Throughout the controversial strategy of attempting to absolutely sever the 2 in 2024, OpenAI misplaced about half of its AI security staffers and far of its senior management. That was adopted by an intensified scrutiny from state attorneys common, nonprofit authorized specialists, competitor firms, efficient altruists, Nobel Prize winners, huge swaths of California’s philanthropic neighborhood, and one among its authentic funders, Elon Musk. Totally different sides had completely different pursuits, however the general argument was that shifting to a for-profit mannequin would create a fiduciary obligation to buyers that might inherently conflict with its authentic mission of security and public profit.

Is OpenAI’s new basis a $180 billion distraction?

  • Final October, OpenAI agreed to make its nonprofit arm very wealthy. The OpenAI Basis is now value about $180 billion and it has two most important goals:
    • Serving to the world adapt to and profit from AI by giving cash to charity.
    • Appearing as an ethical compass for OpenAI the corporate, particularly in relation to security and safety selections.
  • The muse has already given away about $40.5 million to date, a small fraction of the billions it plans to ultimately donate. However critics see the donations as a distraction.
  • Whereas OpenAI says its basis has the ultimate say on safety and safety-related selections, the corporate has come underneath scrutiny in current months for putting a take care of the Pentagon, combating in opposition to statewide AI laws, and testing adverts free of charge customers.
  • Even when the inspiration does ultimately give away billions of {dollars}, it could by no means be sufficient to make up for what the general public misplaced in permitting OpenAI to go company.

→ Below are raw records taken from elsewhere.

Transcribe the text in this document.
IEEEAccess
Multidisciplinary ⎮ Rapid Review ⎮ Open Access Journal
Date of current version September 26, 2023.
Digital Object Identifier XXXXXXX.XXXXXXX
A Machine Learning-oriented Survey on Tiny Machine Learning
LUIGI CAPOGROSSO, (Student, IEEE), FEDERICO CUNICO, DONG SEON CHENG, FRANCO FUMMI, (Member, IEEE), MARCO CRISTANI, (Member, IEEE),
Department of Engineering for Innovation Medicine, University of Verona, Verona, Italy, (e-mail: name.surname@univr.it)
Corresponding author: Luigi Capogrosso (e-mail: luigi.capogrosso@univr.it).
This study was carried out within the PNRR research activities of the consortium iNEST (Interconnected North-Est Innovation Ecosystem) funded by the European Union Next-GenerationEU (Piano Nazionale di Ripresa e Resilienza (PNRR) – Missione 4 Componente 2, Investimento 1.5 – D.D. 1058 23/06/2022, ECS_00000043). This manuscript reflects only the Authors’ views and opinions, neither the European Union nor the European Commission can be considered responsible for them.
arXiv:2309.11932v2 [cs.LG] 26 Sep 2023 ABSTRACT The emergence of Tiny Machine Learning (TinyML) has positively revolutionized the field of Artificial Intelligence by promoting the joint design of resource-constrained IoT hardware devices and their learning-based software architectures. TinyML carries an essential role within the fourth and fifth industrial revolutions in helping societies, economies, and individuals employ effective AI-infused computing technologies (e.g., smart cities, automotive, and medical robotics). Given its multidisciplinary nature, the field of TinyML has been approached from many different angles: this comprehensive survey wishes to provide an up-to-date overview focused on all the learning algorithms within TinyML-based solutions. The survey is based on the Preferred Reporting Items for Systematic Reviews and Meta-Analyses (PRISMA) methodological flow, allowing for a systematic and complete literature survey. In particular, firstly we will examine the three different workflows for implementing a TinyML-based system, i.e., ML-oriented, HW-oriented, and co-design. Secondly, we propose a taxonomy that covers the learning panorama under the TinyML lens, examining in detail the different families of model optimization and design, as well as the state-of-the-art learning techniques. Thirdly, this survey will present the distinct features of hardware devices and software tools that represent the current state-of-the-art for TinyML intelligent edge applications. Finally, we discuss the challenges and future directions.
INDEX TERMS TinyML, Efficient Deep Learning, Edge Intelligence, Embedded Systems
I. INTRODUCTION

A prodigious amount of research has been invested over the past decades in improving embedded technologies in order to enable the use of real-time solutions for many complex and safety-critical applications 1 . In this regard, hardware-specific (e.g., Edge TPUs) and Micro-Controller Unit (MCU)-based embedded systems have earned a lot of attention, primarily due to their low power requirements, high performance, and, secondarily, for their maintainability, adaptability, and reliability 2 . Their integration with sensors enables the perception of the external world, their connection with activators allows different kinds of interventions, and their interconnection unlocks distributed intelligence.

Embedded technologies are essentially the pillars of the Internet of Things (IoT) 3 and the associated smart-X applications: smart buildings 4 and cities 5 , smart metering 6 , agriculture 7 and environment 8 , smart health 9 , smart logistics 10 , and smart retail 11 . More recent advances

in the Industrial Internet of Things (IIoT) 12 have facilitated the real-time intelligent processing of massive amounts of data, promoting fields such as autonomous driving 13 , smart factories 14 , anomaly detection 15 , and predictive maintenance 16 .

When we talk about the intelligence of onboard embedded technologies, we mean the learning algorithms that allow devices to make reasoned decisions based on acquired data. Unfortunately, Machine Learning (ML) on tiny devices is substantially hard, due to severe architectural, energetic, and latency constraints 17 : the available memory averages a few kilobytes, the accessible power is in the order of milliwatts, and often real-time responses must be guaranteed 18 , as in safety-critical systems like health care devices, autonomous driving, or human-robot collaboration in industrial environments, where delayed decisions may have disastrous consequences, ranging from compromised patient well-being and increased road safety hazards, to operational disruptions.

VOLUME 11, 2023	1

Nonetheless, OpenAI did lastly strike a contortive restructuring deal final October. Basically, the for-profit arm grew to become what is called a public profit company (PBC), known as the OpenAI Group. The unique nonprofit grew to become the OpenAI Basis, which has a 26 % stake presently value $180 billion within the PBC, plus a sliver of unique authorized management over sure main selections.

One impact of the transition was that it primarily required OpenAI to place a quantity on what it owed the general public for changing what had been a venture for all humanity into one thing that the majority instantly advantages the corporate’s buyers. The ensuing stake of the OpenAI Basis is large enough to immediately make it one of many wealthiest charities within the nation, or in OpenAI’s phrases, the “best-equipped nonprofit the world has ever seen.” On paper, no less than, the inspiration is now considerably richer than the complete nation of Luxembourg. Even the Gates Basis has solely $77.6 billion in belongings, lower than half of what the OpenAI Basis can draw from, although it’s vital to notice that many of the wealth of the OpenAI Basis is locked in pretty illiquid shares inside the nonetheless non-public firm, which limits how shortly any cash may be given away.

Nonetheless, its sheer measurement signifies that the OpenAI Basis stands to ultimately be a transformative presence on the philanthropic stage, a method or one other. However whereas OpenAI says the inspiration will ultimately give out many billions of {dollars} in philanthropy to make sure that “synthetic common intelligence advantages all of humanity,” it’s unsure {that a} socially useful philanthropy can exist facet by facet with an organization that’s combating an existential battle over who will dominate the AI trade.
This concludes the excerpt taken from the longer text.